Все это время я сидел в гостиной у окна и делал вид, будто сосредоточенно изучаю небо. Когда все уехали, Джанина повернулась ко мне и позвала сесть рядом с ней.
Но я, боясь выдать чувства, кипевшие в моей груди, отрицательно покачал головой. И, сославшись на усталость, попросил слугу проводить меня в предназначенную мне комнату.

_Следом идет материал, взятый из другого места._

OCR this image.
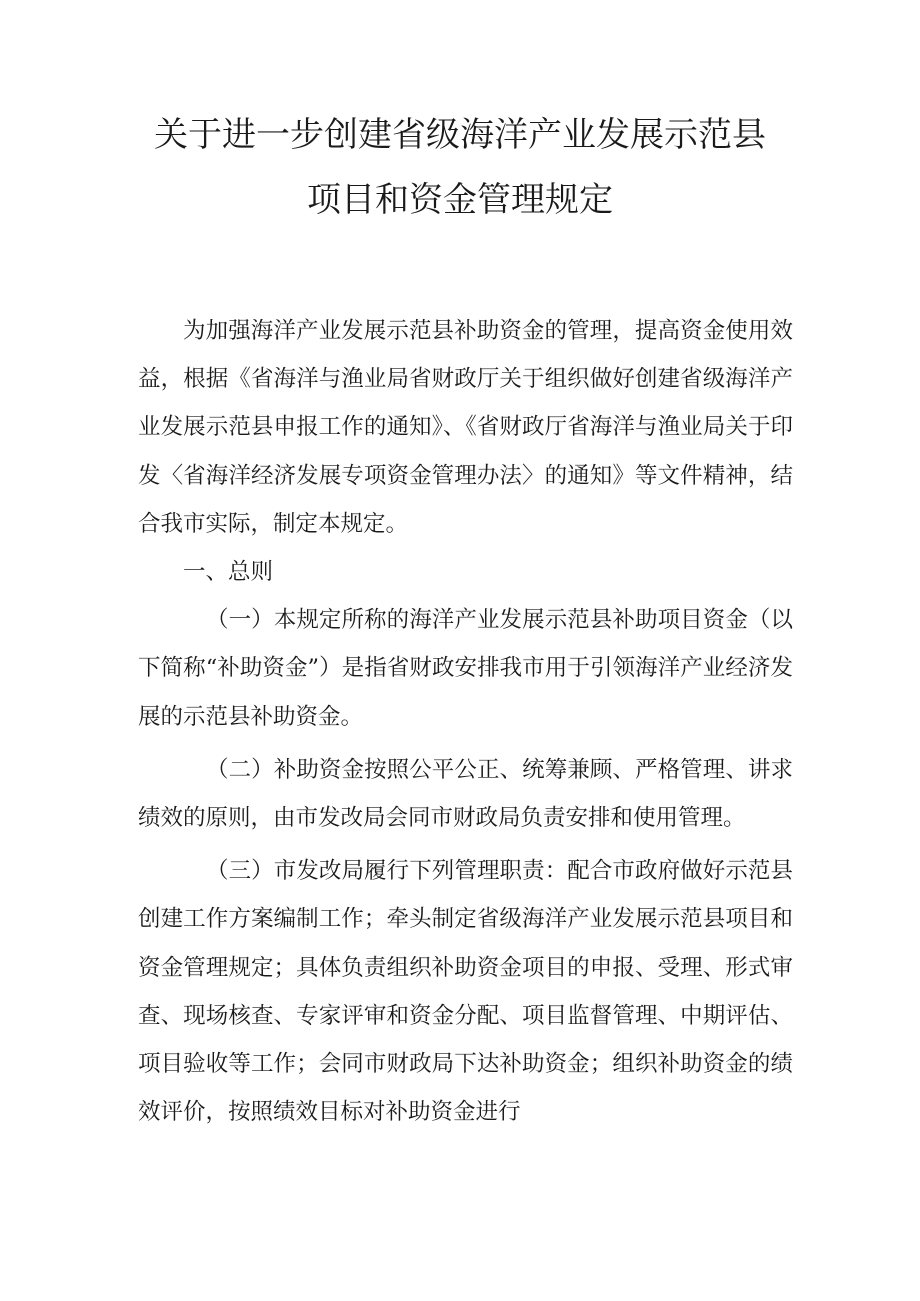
关于进一步创建省级海洋产业发展示范县
项目和资金管理规定

为加强海洋产业发展示范县补助资金的管理，提高资金使用效益，根据《省海洋与渔业局省财政厅关于组织做好创建省级海洋产业发展示范县申报工作的通知》、《省财政厅省海洋与渔业局关于印发〈省海洋经济发展专项资金管理办法〉的通知》等文件精神，结合我市实际，制定本规定。

一、总则

（一）本规定所称的海洋产业发展示范县补助项目资金（以下简称“补助资金”）是指省财政安排我市用于引领海洋产业经济发展的示范县补助资金。

（二）补助资金按照公平公正、统筹兼顾、严格管理、讲求绩效的原则，由市发改局会同市财政局负责安排和使用管理。

（三）市发改局履行下列管理职责：配合市政府做好示范县创建工作方案编制工作；牵头制定省级海洋产业发展示范县项目和资金管理规定；具体负责组织补助资金项目的申报、受理、形式审查、现场核查、专家评审和资金分配、项目监督管理、中期评估、项目验收等工作；会同市财政局下达补助资金；组织补助资金的绩效评价，按照绩效目标对补助资金进行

Закрыв за собой дверь, я бросился на кровать и задумался. Я начал курить, чувствуя, что нервы мои дымятся вместе с сигаретами. За окном слышалось журчанье воды, кваканье лягушек, шелест пальмовых ветвей…
Около полуночи дверь моей комнаты скрипнула и отворилась. Я не обернулся, уверенный, что это кто-нибудь из слуг. И вдруг у своего изголовья я увидел Джанину. Она была в легкой ночной рубашке, пышные волосы волнами ниспадали на обнаженные плечи… Должен тебе признаться, дорогой друг, что я не смог устоять и поддался чарам этой женщины, словно созданной для безумной любви. Представь себе: темная ночь, напоенная еле уловимыми ароматами, тишина и уединение… Она лежала рядом со мной до утра, а когда начало светать, легко поднялась и ушла, нежно поцеловав меня на прощание…
Днем приехал Ниамат-паша. Он рассказал, что мать Джамаль-бека тяжело больна и поэтому бек остался с ней. Сейчас паша и Джанина поедут в город. Он еще что-то говорил, но я плохо понимал его. Мною овладело какое-то тупое отчаяние, и мне захотелось горько плакать от жалости к себе — самому обиженному и обездоленному человеку на земле. Паша, казалось, был удивлен моим молчанием и растерянностью. Я же, словно в тумане, шел за ним следом, пока мы не остановились у комнаты Джанины. Постучав в дверь, паша обернулся ко мне, вынул из кармана бумажник и протянул мне сто гиней.
— Ты свободен, — сказал он мне.
С ненавистью и отвращением посмотрел я на протянутые мне деньги и отрицательно покачал головой.
— Нет, паша, я не хочу этих денег. Я готов ждать, когда Джанина-ханум разведется снова.
Не успел Ниамат-паша прийти в себя от изумления, как дверь открылась и на пороге показалась Джанина. На лице ее играла радостная улыбка, от всей фигуры веяло свежестью утра. Подойдя ко мне, она нежно поцеловала меня. Потом повернулась к ошеломленному отцу и непринужденно справилась о здоровье матери Джамаль-бека. Паша широко открыл рот и несколько раз судорожно глотнул воздух. Он собирался потребовать от дочери объяснений, но Джанина опередила его. Взяв меня за руку, она сказала:
— Папа, с сегодняшнего дня я передаю управление имением моей покойной матушки, принадлежащим мне, в руки моего дорогого мужа.
— Твоего дорогого мужа? Ты имеешь в виду Джамаля?..
— Нет, конечно, нет. Я имею в виду моего законного мужа. Вот он. Разве у меня может быть другой муж, после того как мы поженились с ним вчера с твоего разрешения, при моем и его согласии?..».